Tampa Prep has been using state-of-the-art Active Learning Environment (or “ALE”) classrooms for five years. Each classroom has mobile furniture, two walls covered with dry erase presentation material and an interactive display mounted above them, one wall with a mounted flat panel, and a teacher voice-amplifying system. In addition, every student brings an iPad to school and every teacher uses both an iPad and a MacBook Pro for instruction. These technologies work together so seamlessly they have become a natural part of the learning environment.
The ALEs are also device-agnostic so it’s easy to introduce students to new technology. For example, we set up a mobile virtual-reality station to let students and teachers test drive our VR offerings. One student wears a VR headset, which is connected to the other students’ displays. As the video plays, the entire class can participate in the experience.
The ALEs have helped drive more student-driven learning. For instance, in math classes, instead of working on problems individually, students break into small groups to solve math problems collaboratively on their iPads then wirelessly broadcast their answers to the displays for discussion. Many high school classes use the Harkness Method, a learning model where students sit in an oval configuration and discuss ideas with minimal teacher intervention. During discussions, students can refer to a resource on his or her iPad and wirelessly broadcast it to the displays for all students to reference.
We have learned many lessons in the five years since we launched the ALEs. Here are three strategies we implement to make sure student-led instruction works.
Create authentic learning opportunities. Project-based learning challenges students to step out of their comfort zone of just absorbing information and challenges them to creatively demonstrate their knowledge. For example, each high school junior completes a project called “The 3-Pound Project.” Students choose a topic they want explore and spend the entire semester learning about it. They set a timeline, create a presentation with a visual component — such as a video or a game — and then present it to parents and teachers. The project makes students take ownership of their learning. They must stay on task to succeed, which is what they will need to do in college.
Offer freedom with prudent checks and balances. All students must have the Google Apps for Education ecosystem and the Apple Pages, Numbers and Keynote programs on their devices to facilitate their work at our school. Students can download the Epson iProjection App and teachers also use the Apple Classroom app. Both collaboration software products enable teachers to push resources to students’ devices, which facilitates a quick workflow during class. Students can also broadcast their screens to the class displays, which enables comparative work and class discussions. The tools let teachers see a thumbnail of what each student is viewing on their device to ensure they are on task during class.

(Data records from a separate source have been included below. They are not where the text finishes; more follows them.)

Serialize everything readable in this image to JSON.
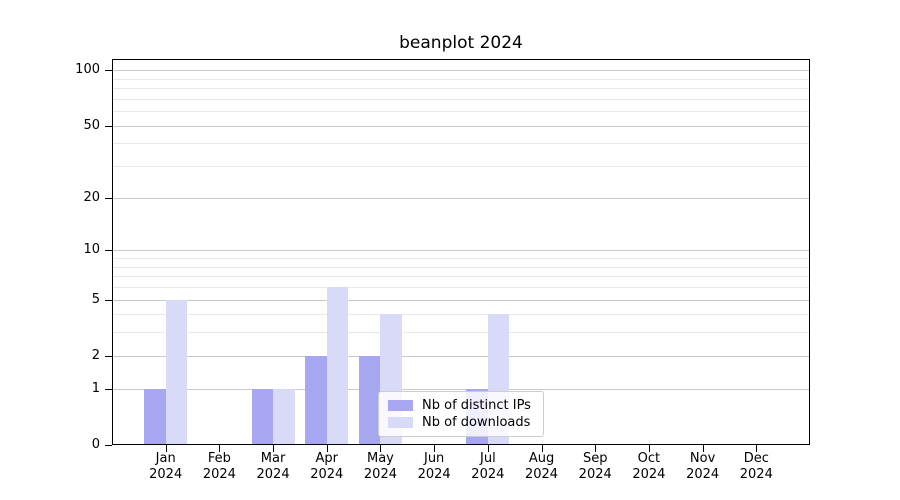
{
  "title": "beanplot 2024",
  "chart_data": {
    "type": "bar",
    "title": "beanplot 2024",
    "categories": [
      "Jan",
      "Feb",
      "Mar",
      "Apr",
      "May",
      "Jun",
      "Jul",
      "Aug",
      "Sep",
      "Oct",
      "Nov",
      "Dec"
    ],
    "x_year_label": "2024",
    "series": [
      {
        "name": "Nb of distinct IPs",
        "color": "#a6a6f1",
        "values": [
          1,
          0,
          1,
          2,
          2,
          0,
          1,
          0,
          0,
          0,
          0,
          0
        ]
      },
      {
        "name": "Nb of downloads",
        "color": "#d9d9f8",
        "values": [
          5,
          0,
          1,
          6,
          4,
          0,
          4,
          0,
          0,
          0,
          0,
          0
        ]
      }
    ],
    "xlabel": "",
    "ylabel": "",
    "yscale": "log1p",
    "ylim": [
      0,
      115
    ],
    "yticks_major": [
      0,
      1,
      2,
      5,
      10,
      20,
      50,
      100
    ],
    "yticks_minor": [
      3,
      4,
      6,
      7,
      8,
      9,
      30,
      40,
      60,
      70,
      80,
      90
    ],
    "grid": true,
    "legend_position": "inside-bottom-center",
    "colors": {
      "grid_major": "#c8c8c8",
      "grid_minor": "#e9e9e9",
      "axis": "#000000",
      "text": "#000000"
    }
  }
}
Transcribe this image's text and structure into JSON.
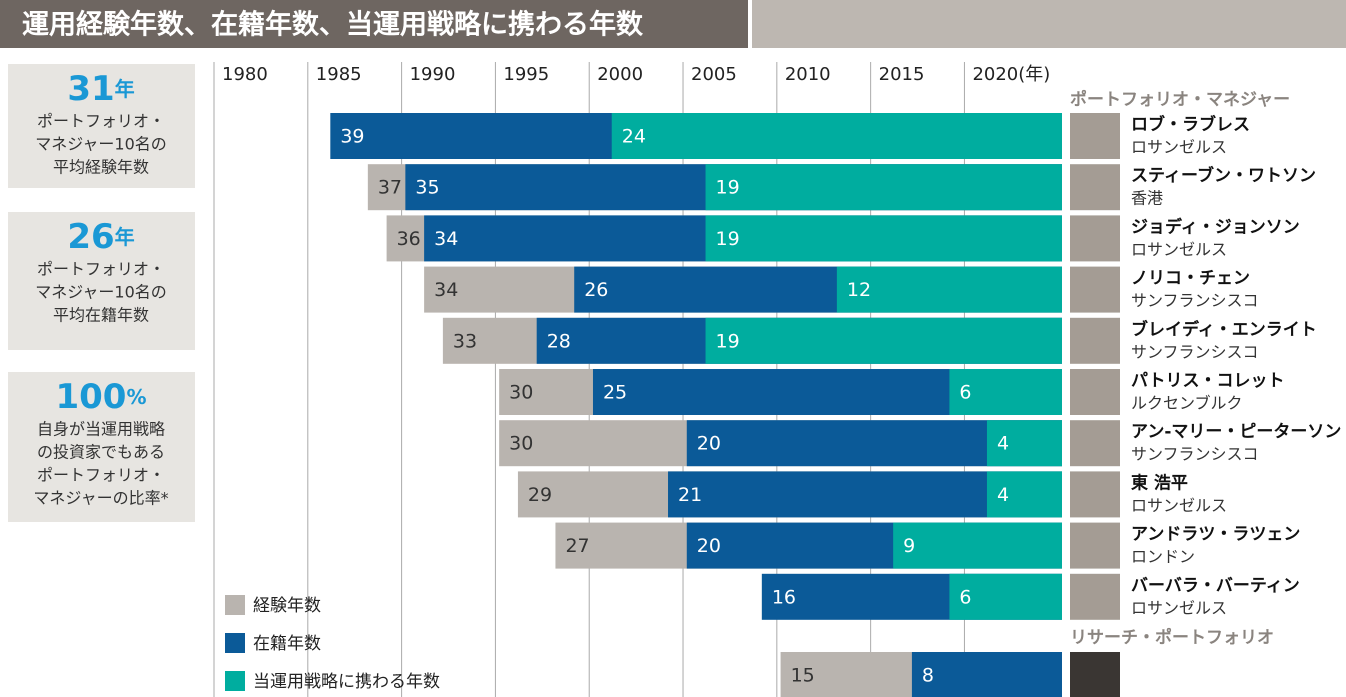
{
  "header": {
    "title": "運用経験年数、在籍年数、当運用戦略に携わる年数"
  },
  "stats": [
    {
      "value": "31",
      "unit": "年",
      "lines": [
        "ポートフォリオ・",
        "マネジャー10名の",
        "平均経験年数"
      ]
    },
    {
      "value": "26",
      "unit": "年",
      "lines": [
        "ポートフォリオ・",
        "マネジャー10名の",
        "平均在籍年数"
      ]
    },
    {
      "value": "100",
      "unit": "%",
      "lines": [
        "自身が当運用戦略",
        "の投資家でもある",
        "ポートフォリオ・",
        "マネジャーの比率*"
      ]
    }
  ],
  "chart_data": {
    "type": "bar",
    "sections": [
      "ポートフォリオ・マネジャー",
      "リサーチ・ポートフォリオ"
    ],
    "categories": [
      "ロブ・ラブレス",
      "スティーブン・ワトソン",
      "ジョディ・ジョンソン",
      "ノリコ・チェン",
      "ブレイディ・エンライト",
      "パトリス・コレット",
      "アン-マリー・ピーターソン",
      "東 浩平",
      "アンドラツ・ラツェン",
      "バーバラ・バーティン",
      null
    ],
    "locations": [
      "ロサンゼルス",
      "香港",
      "ロサンゼルス",
      "サンフランシスコ",
      "サンフランシスコ",
      "ルクセンブルク",
      "サンフランシスコ",
      "ロサンゼルス",
      "ロンドン",
      "ロサンゼルス",
      null
    ],
    "series": [
      {
        "name": "経験年数",
        "color": "#b9b4af",
        "values": [
          null,
          37,
          36,
          34,
          33,
          30,
          30,
          29,
          27,
          null,
          15
        ]
      },
      {
        "name": "在籍年数",
        "color": "#0b5a98",
        "values": [
          39,
          35,
          34,
          26,
          28,
          25,
          20,
          21,
          20,
          16,
          8
        ]
      },
      {
        "name": "当運用戦略に携わる年数",
        "color": "#00ad9f",
        "values": [
          24,
          19,
          19,
          12,
          19,
          6,
          4,
          4,
          9,
          6,
          null
        ]
      }
    ],
    "xlim": [
      1980,
      2025.2
    ],
    "xticks": [
      1980,
      1985,
      1990,
      1995,
      2000,
      2005,
      2010,
      2015,
      {
        "value": 2020,
        "label": "2020(年)"
      }
    ],
    "grid": true
  }
}
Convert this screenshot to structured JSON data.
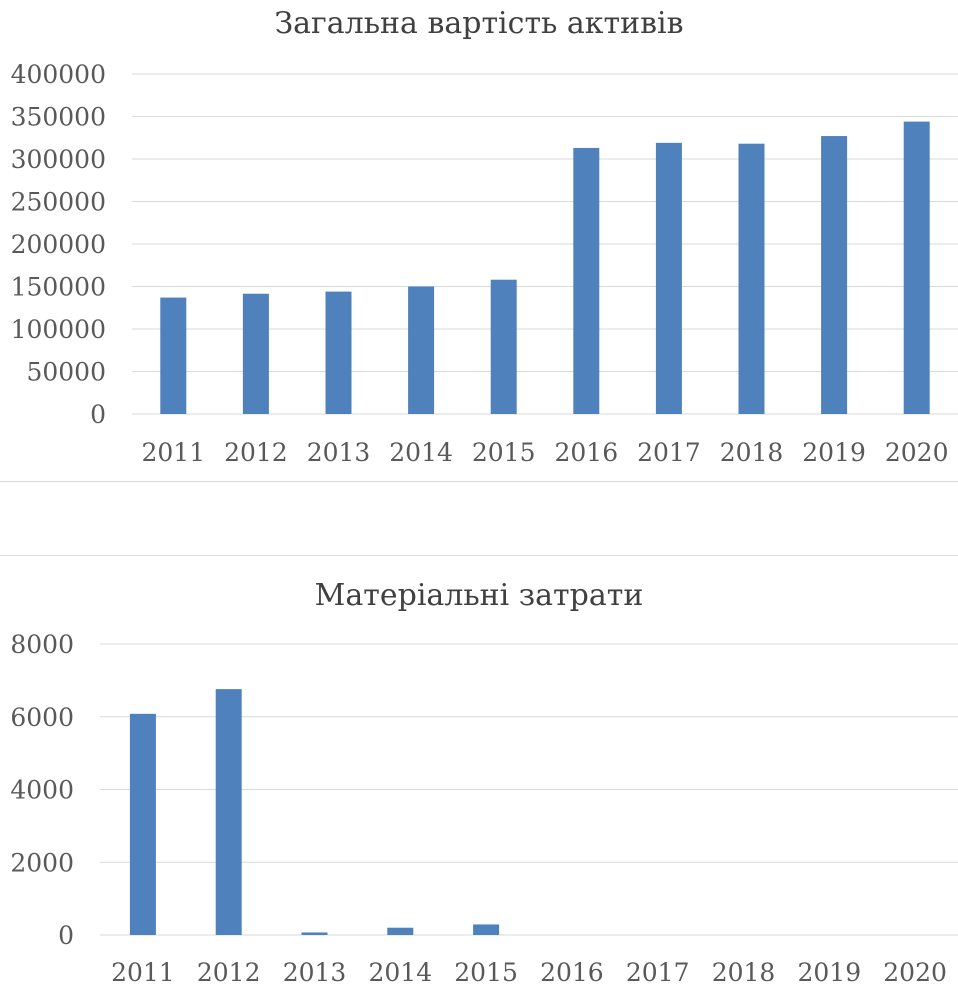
{
  "chart_data": [
    {
      "type": "bar",
      "title": "Загальна вартість активів",
      "categories": [
        "2011",
        "2012",
        "2013",
        "2014",
        "2015",
        "2016",
        "2017",
        "2018",
        "2019",
        "2020"
      ],
      "values": [
        137000,
        141500,
        144000,
        150000,
        158000,
        313000,
        319000,
        318000,
        327000,
        344000
      ],
      "ylim": [
        0,
        400000
      ],
      "yticks": [
        "0",
        "50000",
        "100000",
        "150000",
        "200000",
        "250000",
        "300000",
        "350000",
        "400000"
      ],
      "grid": true,
      "bar_color": "#4f81bd"
    },
    {
      "type": "bar",
      "title": "Матеріальні затрати",
      "categories": [
        "2011",
        "2012",
        "2013",
        "2014",
        "2015",
        "2016",
        "2017",
        "2018",
        "2019",
        "2020"
      ],
      "values": [
        6080,
        6760,
        70,
        200,
        290,
        0,
        0,
        0,
        0,
        0
      ],
      "ylim": [
        0,
        8000
      ],
      "yticks": [
        "0",
        "2000",
        "4000",
        "6000",
        "8000"
      ],
      "grid": true,
      "bar_color": "#4f81bd"
    }
  ]
}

As a college preparatory school, we would be doing a disservice to students by putting too many restrictions on devices; in college, they will be responsible for their devices and their behavior on them. These tools help us balance freedom with reasonable accountability.
Offer tech support and prioritize digital citizenship. When sixth-graders come to Tampa Prep, they rarely have trouble assimilating to the digital workflow because they have grown up with these tools and it’s intuitive for them. However, we do post many video tutorials on our website and have a student technology liaison dedicated to answering questions and providing tech support for students and families.
We also don’t have a formal class to teach students about digital citizenship. Instead, we reiterate it on an on-going basis. At the beginning of the year, we host an hour-long presentation about being responsible and safe on the internet. We also have students and their advisors discuss best practices about responsible technology use throughout the year during their advisory meetings. It’s engrained into our everyday operations, which we found was better for our school culture.